12. Il y a lieu, en application des dispositions de l'article L. 761-1 du code de justice administrative, de mettre à la charge de l'Etat, partie perdante dans la présente instance, une somme de 1 500 euros au titre des frais exposés par Mme B et non compris dans les dépens.

DECIDE :

Article 1er : Il n'y a pas lieu de transmettre au Conseil d'Etat la question prioritaire de constitutionalité soulevée par Mme B.

Article 2 : Le jugement n° 2113231 du tribunal administratif de Montreuil en date du 5 janvier 2023 est annulé.

Article 3 : La décision implicite par laquelle le recteur de l'académie de Créteil a refusé d'accorder à Mme B le bénéfice de la nouvelle bonification indiciaire à compter du 1er septembre 2016 est annulée.

Article 4 : L'Etat versera une somme de 1 500 euros à Mme B au titre de l'article L. 761-1 du code de justice administrative.

Article 5 : Le présent arrêt sera notifié à Mme B et au ministre de l'éducation nationale et de la jeunesse.

Copie en sera adressée au recteur de l'académie de Créteil.

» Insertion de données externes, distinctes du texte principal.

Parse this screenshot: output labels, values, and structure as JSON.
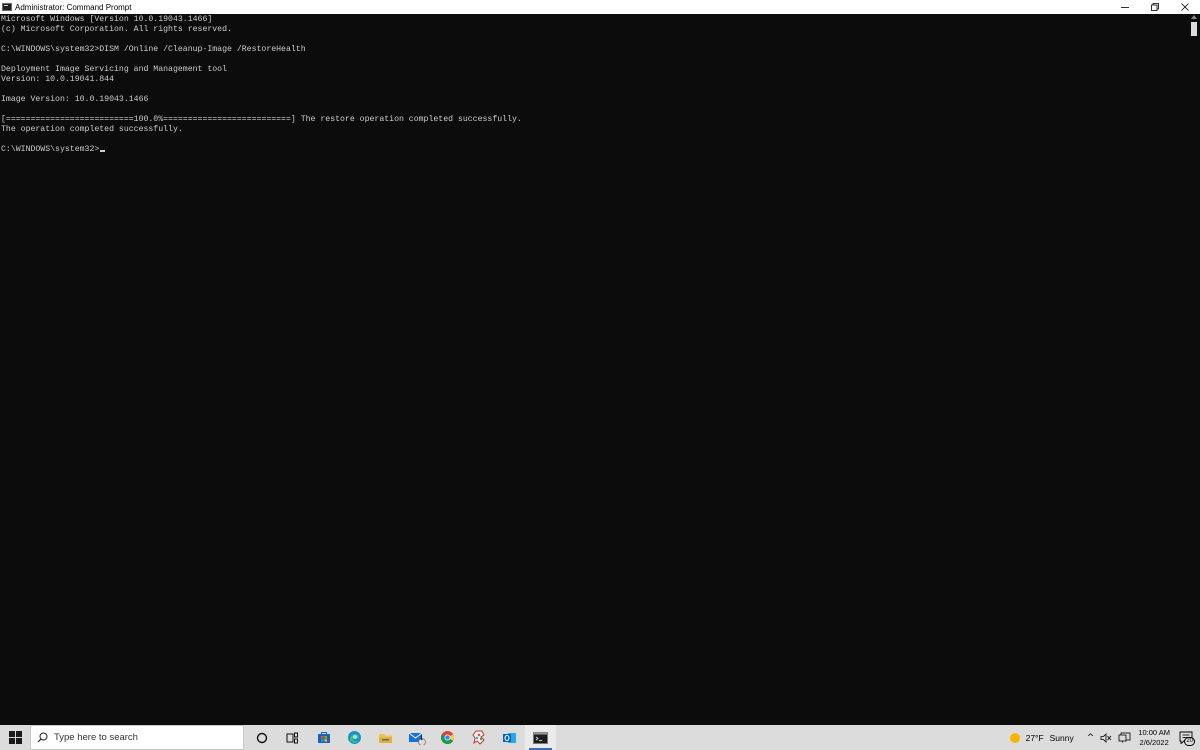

Délibéré après l'audience du 16 novembre 2023, à laquelle siégeaient :

- Mme Vrignon-Villalba, présidente de la formation de jugement en application de l'article R. 222-26 du code de justice administrative,

- M. Perroy, premier conseiller,

- M. Dubois, premier conseiller.

Rendu public par mise à disposition au greffe, le 22 décembre 2023.

Le rapporteur,

J. DUBOIS

La présidente,

C. VRIGNON-VILLALBA

La greffière,

E. VERGNOL

La République mande et ordonne au ministre de l'éducation nationale et de la jeunesse, en ce qui le concerne ou à tous commissaires de justice à ce requis en ce qui concerne les voies de droit commun contre les parties privées, de pourvoir à l'exécution du présent jugement.